Jerry Marble has two sons who’ve been released from prison or the state correctional system, including one whose conviction was overturned – but they’re still on the Correction Department’s public website and data base of criminal offenders.

“For my sons or anyone, it affects their employment opportunities, it affects their housing opportunities,” he told MTN News. “After they’ve fulfilled their debt to society and they’re released from the Department of Corrections – then why should they be on that list?”

Marble, who’s from Conrad, said state corrections officials told him that offenders remain on the list for three years after their release – and they rejected his request a year ago to take his sons off.

But just last week, the department told MTN News it has changed its mind – and will remove from the website the names of all offenders who have completed their sentence or supervision, starting Jan. 1.

“The department has received feedback from individuals with felony records that maintaining their names in this database after their sentences have expired makes it difficult to maintain housing and employment – two things we know are important to reducing the risk of recidivism,” the department said in an email.

Advocates for ex-offenders, who had been asking the agency for months to change its policy, hailed the decision Tuesday.

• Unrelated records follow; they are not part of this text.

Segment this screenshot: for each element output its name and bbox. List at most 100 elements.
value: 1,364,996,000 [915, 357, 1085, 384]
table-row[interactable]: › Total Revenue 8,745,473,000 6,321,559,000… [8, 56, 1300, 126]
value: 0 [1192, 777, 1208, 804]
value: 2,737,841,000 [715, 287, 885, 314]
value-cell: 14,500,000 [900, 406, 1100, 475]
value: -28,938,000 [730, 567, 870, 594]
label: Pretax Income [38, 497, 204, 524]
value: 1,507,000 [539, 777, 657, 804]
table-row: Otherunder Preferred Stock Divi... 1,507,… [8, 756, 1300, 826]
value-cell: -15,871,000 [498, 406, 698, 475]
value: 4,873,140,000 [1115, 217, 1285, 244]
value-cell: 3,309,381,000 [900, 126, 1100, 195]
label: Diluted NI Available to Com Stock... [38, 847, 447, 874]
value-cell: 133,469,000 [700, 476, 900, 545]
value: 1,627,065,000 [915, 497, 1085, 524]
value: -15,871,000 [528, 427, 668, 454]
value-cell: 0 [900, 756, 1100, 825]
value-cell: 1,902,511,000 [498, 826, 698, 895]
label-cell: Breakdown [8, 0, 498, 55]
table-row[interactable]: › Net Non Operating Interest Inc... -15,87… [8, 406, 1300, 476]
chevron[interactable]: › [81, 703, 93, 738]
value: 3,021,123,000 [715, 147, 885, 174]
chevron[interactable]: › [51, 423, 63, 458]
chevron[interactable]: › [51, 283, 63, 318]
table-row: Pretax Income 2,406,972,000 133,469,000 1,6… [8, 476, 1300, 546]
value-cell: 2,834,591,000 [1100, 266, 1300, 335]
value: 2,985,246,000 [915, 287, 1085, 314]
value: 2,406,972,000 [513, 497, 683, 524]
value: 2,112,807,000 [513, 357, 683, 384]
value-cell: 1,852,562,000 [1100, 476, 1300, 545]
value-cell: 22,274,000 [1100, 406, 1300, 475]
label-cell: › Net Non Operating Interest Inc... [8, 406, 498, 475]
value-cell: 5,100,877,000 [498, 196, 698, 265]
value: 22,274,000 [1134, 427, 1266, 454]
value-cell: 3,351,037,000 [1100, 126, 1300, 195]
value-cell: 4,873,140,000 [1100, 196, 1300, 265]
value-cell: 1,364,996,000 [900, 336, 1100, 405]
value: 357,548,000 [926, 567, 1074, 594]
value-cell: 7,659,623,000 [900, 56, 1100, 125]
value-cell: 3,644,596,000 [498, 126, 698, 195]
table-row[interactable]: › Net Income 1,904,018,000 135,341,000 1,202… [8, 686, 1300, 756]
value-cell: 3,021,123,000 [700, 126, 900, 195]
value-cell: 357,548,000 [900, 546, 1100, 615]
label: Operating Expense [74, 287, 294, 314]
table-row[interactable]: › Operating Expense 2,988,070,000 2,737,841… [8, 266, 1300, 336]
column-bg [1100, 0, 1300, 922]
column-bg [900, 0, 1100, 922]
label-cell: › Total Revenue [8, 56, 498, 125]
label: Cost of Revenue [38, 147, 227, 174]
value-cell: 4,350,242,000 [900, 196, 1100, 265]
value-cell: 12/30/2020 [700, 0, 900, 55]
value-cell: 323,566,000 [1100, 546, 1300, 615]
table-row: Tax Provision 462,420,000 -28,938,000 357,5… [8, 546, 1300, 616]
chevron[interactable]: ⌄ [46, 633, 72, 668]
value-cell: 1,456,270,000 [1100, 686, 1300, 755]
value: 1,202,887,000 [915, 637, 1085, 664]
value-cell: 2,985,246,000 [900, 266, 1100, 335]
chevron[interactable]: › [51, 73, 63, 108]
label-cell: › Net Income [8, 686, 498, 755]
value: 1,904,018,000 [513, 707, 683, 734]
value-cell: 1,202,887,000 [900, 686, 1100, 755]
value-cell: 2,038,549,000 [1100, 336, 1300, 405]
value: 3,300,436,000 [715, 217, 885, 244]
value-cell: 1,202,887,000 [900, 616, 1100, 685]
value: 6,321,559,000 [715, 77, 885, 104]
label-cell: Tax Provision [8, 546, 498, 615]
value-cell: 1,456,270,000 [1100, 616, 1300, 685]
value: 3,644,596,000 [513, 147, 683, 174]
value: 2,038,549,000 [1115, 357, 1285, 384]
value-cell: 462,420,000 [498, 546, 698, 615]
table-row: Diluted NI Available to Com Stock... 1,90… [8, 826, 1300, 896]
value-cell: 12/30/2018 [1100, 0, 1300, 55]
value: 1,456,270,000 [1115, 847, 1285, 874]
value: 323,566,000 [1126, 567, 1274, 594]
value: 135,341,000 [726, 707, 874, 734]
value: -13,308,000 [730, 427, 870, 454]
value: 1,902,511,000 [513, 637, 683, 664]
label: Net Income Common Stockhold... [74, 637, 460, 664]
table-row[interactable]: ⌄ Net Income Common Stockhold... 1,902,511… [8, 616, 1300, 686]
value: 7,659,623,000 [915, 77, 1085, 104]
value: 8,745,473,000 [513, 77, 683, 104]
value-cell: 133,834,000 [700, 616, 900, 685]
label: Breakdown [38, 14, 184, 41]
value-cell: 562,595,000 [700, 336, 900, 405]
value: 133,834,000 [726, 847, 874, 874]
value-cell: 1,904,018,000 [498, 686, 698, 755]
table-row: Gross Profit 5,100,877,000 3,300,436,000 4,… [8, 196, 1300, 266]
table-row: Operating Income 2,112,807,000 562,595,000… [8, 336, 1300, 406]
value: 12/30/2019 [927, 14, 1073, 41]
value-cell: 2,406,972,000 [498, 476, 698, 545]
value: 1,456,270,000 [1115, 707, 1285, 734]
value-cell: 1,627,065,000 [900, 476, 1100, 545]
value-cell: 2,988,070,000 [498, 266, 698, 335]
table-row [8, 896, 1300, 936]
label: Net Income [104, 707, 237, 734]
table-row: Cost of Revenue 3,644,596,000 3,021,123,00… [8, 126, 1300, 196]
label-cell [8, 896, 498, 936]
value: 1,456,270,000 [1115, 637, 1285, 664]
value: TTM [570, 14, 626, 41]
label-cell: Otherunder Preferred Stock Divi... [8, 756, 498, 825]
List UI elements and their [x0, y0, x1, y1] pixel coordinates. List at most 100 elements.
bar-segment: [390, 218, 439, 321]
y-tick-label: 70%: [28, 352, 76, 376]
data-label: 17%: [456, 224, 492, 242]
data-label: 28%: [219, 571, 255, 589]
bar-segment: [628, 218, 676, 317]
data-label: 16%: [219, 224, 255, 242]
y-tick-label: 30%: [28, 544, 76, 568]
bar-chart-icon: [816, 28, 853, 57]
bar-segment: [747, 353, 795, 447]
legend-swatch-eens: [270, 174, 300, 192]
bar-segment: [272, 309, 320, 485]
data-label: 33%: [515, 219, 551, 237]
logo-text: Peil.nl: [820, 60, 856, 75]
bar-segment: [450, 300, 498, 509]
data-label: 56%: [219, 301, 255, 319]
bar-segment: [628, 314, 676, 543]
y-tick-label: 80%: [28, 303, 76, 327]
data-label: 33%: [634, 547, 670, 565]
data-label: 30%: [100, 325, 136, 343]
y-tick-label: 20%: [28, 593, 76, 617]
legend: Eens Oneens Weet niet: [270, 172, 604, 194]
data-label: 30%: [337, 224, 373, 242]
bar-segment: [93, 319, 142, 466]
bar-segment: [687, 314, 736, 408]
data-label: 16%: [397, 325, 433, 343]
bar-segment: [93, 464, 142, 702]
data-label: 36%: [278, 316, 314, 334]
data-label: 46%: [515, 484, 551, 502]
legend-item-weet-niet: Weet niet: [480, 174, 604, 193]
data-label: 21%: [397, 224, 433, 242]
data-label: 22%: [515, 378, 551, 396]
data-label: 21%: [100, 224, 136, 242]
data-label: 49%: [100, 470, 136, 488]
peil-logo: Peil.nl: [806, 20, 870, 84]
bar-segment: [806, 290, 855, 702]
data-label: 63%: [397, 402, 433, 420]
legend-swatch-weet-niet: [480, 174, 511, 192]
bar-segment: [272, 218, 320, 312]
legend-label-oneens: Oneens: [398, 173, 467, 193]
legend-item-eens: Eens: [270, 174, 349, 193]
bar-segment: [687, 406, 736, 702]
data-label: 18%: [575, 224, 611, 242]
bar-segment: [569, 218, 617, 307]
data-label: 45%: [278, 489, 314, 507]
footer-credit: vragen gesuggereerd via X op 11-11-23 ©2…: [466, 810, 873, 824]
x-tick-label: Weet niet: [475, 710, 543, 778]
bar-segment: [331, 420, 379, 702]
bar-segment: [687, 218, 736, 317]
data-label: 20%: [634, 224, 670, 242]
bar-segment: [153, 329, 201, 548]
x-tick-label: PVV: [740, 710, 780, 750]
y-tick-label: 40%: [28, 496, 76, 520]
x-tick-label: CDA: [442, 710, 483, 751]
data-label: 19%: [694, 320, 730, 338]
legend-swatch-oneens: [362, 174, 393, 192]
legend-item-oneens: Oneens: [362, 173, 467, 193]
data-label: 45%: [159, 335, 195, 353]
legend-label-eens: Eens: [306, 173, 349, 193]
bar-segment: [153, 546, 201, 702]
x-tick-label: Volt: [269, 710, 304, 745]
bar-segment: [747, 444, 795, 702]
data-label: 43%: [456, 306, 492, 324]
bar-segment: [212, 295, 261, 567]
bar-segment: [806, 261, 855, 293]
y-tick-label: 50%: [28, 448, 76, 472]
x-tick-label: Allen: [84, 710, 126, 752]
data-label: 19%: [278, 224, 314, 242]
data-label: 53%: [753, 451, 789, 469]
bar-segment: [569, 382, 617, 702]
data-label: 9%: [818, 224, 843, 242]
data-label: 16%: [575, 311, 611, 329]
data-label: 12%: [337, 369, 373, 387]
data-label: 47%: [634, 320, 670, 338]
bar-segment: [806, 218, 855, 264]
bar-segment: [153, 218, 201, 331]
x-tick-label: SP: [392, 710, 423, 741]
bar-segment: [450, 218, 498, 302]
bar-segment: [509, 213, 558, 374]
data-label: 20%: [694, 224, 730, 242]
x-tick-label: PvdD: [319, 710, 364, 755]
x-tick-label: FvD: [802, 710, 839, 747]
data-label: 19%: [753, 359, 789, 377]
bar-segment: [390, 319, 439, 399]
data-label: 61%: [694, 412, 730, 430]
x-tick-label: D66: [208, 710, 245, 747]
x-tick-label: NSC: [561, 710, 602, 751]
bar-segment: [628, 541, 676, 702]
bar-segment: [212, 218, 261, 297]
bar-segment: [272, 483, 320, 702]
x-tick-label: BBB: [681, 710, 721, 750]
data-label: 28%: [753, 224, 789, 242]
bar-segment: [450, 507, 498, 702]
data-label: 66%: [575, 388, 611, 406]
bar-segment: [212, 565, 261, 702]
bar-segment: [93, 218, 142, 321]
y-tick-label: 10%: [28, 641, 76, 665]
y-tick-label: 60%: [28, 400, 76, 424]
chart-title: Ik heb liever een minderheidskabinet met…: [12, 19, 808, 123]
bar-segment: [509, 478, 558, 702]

“That’s terrific news,” said Frank Knaack, executive director of the Montana Innocence Project. “The (department) should be doing everything in its power to ensure that people who return to the community don’t face any more barriers than they do already.”

Removing ex-offenders’ name from the DOC website after they’ve been released is “just one less hurdle that these folks will have to face,” he said.

The website, available for anyone to see, allows users to enter someone’s name and see if they’re in prison, on probation, or somewhere within the state correctional system.

It lists their crimes, sentences and status, and has a photograph.

Zeke Campfield of the Missoula Interfaith Collaborative, who works with people returning to the community from prison, said leaving people on the site after they’re released makes it easy for landlords or potential employers to look them up and reject them as ex-cons.

“There is nowhere on (the website) to see the hard job someone has gone through to recover or (atone for their crime),” he told MTN News. “There is no way to see where someone used to be, and where they are today.

“Someone has been told they’re good to go, and they’re still wearing this red badge. … That’s not part of the deal.”

In some cases, the website is still listing people who’ve been exonerated and had their convictions overturned, for crimes they didn’t commit.

Marble’s son, Cody, was exonerated in 2017 after a 14-plus-year battle to overturn his conviction for a rape he says never occurred. He also ended his probationary period for an unrelated drug charge. But, he’s still listed on the website.

Freddie Joe Lawrence and Paul Jenkins spent 23 years in prison for a 1994 murder before DNA and other evidence cleared them. They were freed in April 2018, but both are still listed on the website, with their status as “released.”